HDFS data might not always be distributed uniformly across DataNodes. If the DataNodes are not balancing the data properly then you can run the HDFS Balancer from ambari UI.
Ambari UI --> HDFS --> "Service Actions" (Drop Down) --> Rebalance HDFS
As you mentioned that you are also getting "node manager unhealthy alert has the threshold limit is set to 90%"
Do you mean the "NodeManager is unhealthy" alert due to local-dirs (or local-dirs are bad errors)?
If yes, then it may be because the "yarn.nodemanager.disk-health-checker.max-disk-utilization-per-disk-percentage" property of YARN config is by default set to 90%.
If the utilization in the yarn disk (in this case /data) is above the limit set by yarn.nodemanager.disk-health-checker.max-disk-utilization-per-disk-percentage, try these options:
1. Free up some disk space
2. Try to increase the value for "yarn.nodemanager.disk-health-checker.max-disk-utilization-per-disk-percentage" through Ambari. Followed by NodeManager restart.
@jsensharmaThanks for the quick response. I have learned that it is not a recommended option to increase the percentage for "yarn.nodemanager.disk-health-checker.max-disk-utilization-per-disk-percentage". And more over the disk space has already reached 98%. I think I need to free some disk space. But was just curious what kind of data can I be able to clear in the data directory.
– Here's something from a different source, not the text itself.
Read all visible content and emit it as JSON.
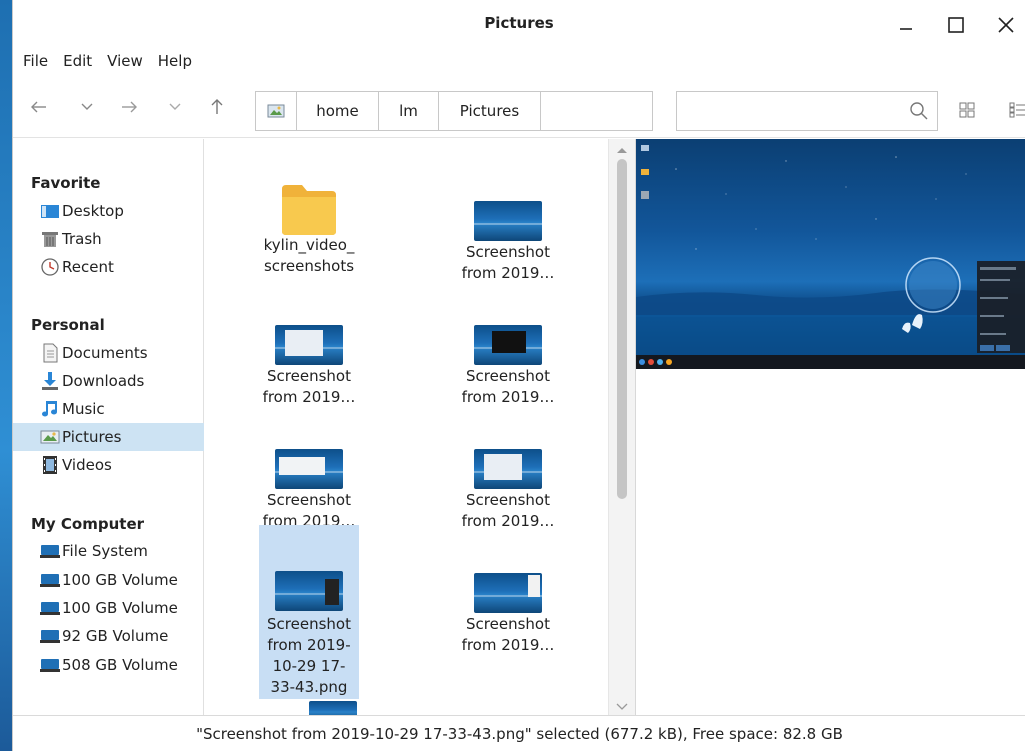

Any suggestions.
2. Can there be a scenario that a Rouge yarn application is filling up the data in that particular data node. If so how can I check that.
Thanks in Advance.
There are some recommendations from the HDFS Balancer perspective to make sure it runs fast with max performance. Like some of the parameters described in the link as : "dfs.datanode.balance.max.concurrent.moves", "dfs.balancer.max-size-to-move", "dfs.balancer.moverThreads" and "dfs.datanode.balance.max.bandwidthPerSec"
Regarding the YARN "local-dirs" heavy usage, Please refer to the following article which might give a better idea. You can also refer to the following yarn-site properties to get it better tuned.
The "yarn.nodemanager.local-dirs" is the property that points to the location where the intermediate data (temporary data) is written on the nodes where the NodeManager runs. The NodeManager service runs on all worker nodes. Please check if this dir has enough space.
The "yarn.nodemanager.localizer.cache.target-size-mb" property defines decides the maximum disk space to be used for localizing resources. Once the total disk size of the cache exceeds the value defined in this property the deletion service will try to remove files which are not used by any running containers.
The "yarn.nodemanager.localizer.cache.cleanup.interval-ms": defines this interval for the delete the unused resources if total cache size exceeds the configured max-size. Unused resources are those resources which are not referenced by any running container.